- Born: Santa Barbara, California
- Education: University of California, Santa Barbara
- Occupations: Historian & Archivist

= Monica I. Orozco =

American historian

Monica I. Orozco (born in Santa Barbara, California) is a historian and archivist. She is the Director of the Santa Barbara Mission-Archive Library as well as Executive Director of Mission Santa Barbara. She earned her doctorate in History at University of California, Santa Barbara in 1999, completing her dissertation entitled "Protestant Missionaries, Mexican Liberals, Nationalism and the Issue of Cultural Incorporation of Indians, 1870-1900." The dissertation focuses on the opening to foreign Protestants during the liberal era in Mexico, and their shared aim of incorporating indigenous culturally. She has published a portion of her dissertation.

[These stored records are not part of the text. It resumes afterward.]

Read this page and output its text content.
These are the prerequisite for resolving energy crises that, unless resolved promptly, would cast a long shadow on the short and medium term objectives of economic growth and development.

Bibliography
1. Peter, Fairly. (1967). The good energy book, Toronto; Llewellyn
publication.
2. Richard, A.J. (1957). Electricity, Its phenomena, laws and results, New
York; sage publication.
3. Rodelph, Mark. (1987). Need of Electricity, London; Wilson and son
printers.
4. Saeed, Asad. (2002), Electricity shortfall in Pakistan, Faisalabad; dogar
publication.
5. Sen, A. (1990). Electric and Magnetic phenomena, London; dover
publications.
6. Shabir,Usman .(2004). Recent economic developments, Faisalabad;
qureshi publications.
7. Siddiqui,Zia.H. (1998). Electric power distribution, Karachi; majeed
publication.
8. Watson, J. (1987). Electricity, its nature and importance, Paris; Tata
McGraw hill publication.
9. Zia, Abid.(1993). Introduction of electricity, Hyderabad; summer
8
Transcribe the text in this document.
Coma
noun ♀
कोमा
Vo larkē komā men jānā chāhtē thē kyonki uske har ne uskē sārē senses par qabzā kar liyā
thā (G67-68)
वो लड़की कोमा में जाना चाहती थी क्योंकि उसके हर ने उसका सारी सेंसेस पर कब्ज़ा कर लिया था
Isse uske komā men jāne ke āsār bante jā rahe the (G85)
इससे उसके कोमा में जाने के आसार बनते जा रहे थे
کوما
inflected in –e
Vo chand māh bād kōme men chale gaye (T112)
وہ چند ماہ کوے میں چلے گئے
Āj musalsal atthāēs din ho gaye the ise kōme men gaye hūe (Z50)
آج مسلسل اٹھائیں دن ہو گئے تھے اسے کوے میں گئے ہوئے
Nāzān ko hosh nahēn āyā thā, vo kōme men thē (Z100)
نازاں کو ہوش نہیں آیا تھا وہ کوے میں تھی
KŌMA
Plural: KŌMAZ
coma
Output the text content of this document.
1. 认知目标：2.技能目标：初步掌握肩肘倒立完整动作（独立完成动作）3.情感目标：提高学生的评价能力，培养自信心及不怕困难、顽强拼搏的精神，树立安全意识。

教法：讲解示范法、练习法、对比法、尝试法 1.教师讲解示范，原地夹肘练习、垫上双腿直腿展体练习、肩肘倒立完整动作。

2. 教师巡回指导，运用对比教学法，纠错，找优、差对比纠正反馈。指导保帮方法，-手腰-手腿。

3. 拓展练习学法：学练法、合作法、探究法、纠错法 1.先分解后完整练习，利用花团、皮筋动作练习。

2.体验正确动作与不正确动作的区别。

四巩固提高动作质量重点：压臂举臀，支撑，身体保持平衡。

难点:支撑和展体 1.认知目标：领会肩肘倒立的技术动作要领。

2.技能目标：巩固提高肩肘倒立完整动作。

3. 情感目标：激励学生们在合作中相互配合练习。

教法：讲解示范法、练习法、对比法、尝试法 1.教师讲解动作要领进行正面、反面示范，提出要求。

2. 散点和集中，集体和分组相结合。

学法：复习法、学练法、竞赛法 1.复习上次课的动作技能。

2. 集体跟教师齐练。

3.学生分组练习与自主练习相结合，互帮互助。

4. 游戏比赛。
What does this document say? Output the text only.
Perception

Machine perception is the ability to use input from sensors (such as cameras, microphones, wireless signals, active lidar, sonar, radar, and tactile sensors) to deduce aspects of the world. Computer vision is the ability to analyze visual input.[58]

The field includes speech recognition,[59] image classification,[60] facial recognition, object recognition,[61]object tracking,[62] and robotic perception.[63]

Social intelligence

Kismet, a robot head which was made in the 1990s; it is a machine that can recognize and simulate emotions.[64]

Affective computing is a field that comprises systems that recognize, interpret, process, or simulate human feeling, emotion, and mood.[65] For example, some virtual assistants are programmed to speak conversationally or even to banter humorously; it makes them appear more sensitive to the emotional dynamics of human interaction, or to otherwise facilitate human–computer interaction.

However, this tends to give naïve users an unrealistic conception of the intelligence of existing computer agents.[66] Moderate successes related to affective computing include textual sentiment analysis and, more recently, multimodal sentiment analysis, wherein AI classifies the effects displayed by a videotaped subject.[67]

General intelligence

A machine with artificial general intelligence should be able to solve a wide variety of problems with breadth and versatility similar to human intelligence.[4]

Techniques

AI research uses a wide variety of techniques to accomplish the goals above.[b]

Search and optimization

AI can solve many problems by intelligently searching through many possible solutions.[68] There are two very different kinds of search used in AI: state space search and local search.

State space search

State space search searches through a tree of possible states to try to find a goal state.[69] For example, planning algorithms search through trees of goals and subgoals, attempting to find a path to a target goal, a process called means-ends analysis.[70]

She taught Latin American history at University of California, Santa Barbara, Westmont College, and Santa Barbara City College. She also worked as an editor at ABC-CLIO. Since 2009 she has served as the second lay director and professional archivist at the Santa Barbara Mission Archive-Library. In 2016 she became the first lay executive director of the Santa Barbara Mission. She is featured in a C-SPAN program on the Santa Barbara Mission and the Mission Archive-Library, highlighting the importance of both to the cultural life of the American West, California history, and indigenous history.